Other problems. The score has occasional rifts on Christopher Young’s score but never does anything to assert itself. There are multiple plot points that are just laughable. Anti-Cenobite fence? Yes that is really a thing in this film. The unasked for overhaul of the mythos. They portray the Cenobites as kind of game show hosts, presenting different prizes to choose from for who ever solves the puzzle box, is interesting if this was a different film, but does not quite work for the Hellraiser mythos. I feel the original’s notion with the Cenobites as explorers and experimentors in flesh and desire, and when you summon them, you have no choice but to go over the divide and taste their pleasures, opening the puzzle box a willful act of submission to outer powers, is much more evocative. And most fatally, the film is just not erotic or pervy, the kiss of death to a film that wears the Hellraiser moniker. The film is dry and bizarrely undaring.

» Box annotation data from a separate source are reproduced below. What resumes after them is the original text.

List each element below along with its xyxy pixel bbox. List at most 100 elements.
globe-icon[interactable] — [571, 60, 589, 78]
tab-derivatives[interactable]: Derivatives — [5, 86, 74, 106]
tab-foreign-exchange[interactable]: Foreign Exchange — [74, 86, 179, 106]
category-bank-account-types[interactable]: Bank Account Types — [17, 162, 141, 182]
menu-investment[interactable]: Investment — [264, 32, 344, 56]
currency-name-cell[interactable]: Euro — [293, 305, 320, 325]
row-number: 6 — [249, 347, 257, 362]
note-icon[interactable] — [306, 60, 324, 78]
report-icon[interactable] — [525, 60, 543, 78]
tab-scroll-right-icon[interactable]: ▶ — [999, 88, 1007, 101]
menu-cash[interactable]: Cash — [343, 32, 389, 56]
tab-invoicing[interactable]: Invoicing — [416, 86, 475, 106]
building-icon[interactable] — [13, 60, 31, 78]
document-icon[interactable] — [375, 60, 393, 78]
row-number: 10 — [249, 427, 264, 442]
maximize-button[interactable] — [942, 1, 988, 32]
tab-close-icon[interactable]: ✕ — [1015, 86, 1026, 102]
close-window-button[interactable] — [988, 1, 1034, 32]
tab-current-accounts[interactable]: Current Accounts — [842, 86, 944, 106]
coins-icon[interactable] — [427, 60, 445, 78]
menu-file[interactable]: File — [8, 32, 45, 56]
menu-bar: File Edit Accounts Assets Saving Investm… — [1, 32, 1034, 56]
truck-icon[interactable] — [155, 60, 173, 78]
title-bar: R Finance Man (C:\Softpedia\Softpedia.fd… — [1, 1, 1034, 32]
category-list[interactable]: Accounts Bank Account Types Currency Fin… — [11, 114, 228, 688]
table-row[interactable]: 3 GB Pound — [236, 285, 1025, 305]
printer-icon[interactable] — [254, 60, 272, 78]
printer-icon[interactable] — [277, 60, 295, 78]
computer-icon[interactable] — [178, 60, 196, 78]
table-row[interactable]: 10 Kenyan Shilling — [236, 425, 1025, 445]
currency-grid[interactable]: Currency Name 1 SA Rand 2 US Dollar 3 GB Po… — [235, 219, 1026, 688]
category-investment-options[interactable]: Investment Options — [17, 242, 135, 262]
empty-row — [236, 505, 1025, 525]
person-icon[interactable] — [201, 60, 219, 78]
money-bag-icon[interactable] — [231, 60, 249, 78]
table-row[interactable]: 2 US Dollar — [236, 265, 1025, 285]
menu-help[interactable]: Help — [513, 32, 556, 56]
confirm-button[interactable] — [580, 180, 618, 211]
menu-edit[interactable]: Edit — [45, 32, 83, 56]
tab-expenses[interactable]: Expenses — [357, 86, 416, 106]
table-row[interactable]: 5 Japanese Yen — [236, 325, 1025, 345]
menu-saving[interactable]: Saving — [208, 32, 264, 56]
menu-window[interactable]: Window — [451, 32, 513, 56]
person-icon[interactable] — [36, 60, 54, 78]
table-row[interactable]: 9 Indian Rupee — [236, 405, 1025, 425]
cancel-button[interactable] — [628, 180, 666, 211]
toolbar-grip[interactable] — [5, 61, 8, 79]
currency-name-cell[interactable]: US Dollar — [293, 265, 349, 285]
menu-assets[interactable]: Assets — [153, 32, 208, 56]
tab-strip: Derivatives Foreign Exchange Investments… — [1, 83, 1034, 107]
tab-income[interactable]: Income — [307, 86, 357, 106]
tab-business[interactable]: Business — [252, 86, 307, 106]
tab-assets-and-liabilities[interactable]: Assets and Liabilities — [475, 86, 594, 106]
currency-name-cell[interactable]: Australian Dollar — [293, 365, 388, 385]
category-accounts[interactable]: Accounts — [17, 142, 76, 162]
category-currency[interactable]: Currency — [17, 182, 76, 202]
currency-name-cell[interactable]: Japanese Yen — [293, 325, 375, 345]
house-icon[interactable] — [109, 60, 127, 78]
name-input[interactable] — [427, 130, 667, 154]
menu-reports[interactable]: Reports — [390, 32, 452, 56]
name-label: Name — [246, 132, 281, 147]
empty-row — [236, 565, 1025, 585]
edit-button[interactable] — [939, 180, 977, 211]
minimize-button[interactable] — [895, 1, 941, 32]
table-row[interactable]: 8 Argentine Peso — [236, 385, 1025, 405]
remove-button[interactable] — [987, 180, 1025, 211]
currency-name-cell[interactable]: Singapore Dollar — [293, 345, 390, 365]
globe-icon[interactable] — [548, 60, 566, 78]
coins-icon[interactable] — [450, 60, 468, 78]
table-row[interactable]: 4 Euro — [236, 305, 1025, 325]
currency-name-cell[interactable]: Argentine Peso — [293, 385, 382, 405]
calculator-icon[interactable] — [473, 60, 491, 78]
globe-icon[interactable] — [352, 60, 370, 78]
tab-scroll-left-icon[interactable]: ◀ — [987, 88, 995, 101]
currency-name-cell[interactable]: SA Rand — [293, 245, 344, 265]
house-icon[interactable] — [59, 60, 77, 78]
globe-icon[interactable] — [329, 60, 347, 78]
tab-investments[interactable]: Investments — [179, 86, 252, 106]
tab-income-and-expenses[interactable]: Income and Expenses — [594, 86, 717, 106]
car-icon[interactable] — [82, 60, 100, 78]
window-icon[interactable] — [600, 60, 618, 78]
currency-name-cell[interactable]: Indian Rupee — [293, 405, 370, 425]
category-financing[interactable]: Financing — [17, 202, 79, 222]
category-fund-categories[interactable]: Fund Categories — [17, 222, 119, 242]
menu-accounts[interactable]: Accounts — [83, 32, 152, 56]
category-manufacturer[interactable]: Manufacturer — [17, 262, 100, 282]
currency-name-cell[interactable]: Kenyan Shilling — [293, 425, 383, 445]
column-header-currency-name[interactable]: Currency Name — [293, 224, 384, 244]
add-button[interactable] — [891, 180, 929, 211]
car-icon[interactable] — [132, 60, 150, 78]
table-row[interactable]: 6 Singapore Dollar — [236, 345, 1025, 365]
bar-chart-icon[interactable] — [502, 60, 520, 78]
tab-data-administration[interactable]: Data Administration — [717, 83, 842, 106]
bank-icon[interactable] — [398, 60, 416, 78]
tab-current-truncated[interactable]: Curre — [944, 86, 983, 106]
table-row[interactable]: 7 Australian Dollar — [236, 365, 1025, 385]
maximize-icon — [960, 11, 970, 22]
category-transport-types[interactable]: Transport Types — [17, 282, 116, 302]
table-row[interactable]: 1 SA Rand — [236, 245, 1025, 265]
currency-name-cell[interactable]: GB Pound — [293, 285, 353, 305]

There are no taboos explored, no edges being crossed.
This new Hellraiser does have a couple good points, the recasting of Pinhead, performed with a subtle menace and a sadistic glee by Jamie Clayton is a stand out performance. You can tell the creators do respect what Clive Barker created and tried their hands at creating a interesting extension of the Hellraiser mythos, but it just honestly missed the mark. Its a brave failure. It is faint praise to say this is the third best Hellraiser film after the original Hellraiser and Hellbound, but it does not really have any competition. Barker’s Hellraiser and Hellbound were dirty fairy tales, fairy tales about fucking and the shedding of skins revealing the meat and sinew underneath the surface. Obsessive and daring, those films left a rather pleasant scar on its audience, luring them to return again and again to its self created mythos. This new Hellraiser, despite its best intentions, it just another Hollywood style horror thrilride, sometimes enjoyable while you are on the ride, but instantly forgotten as soon as you get off.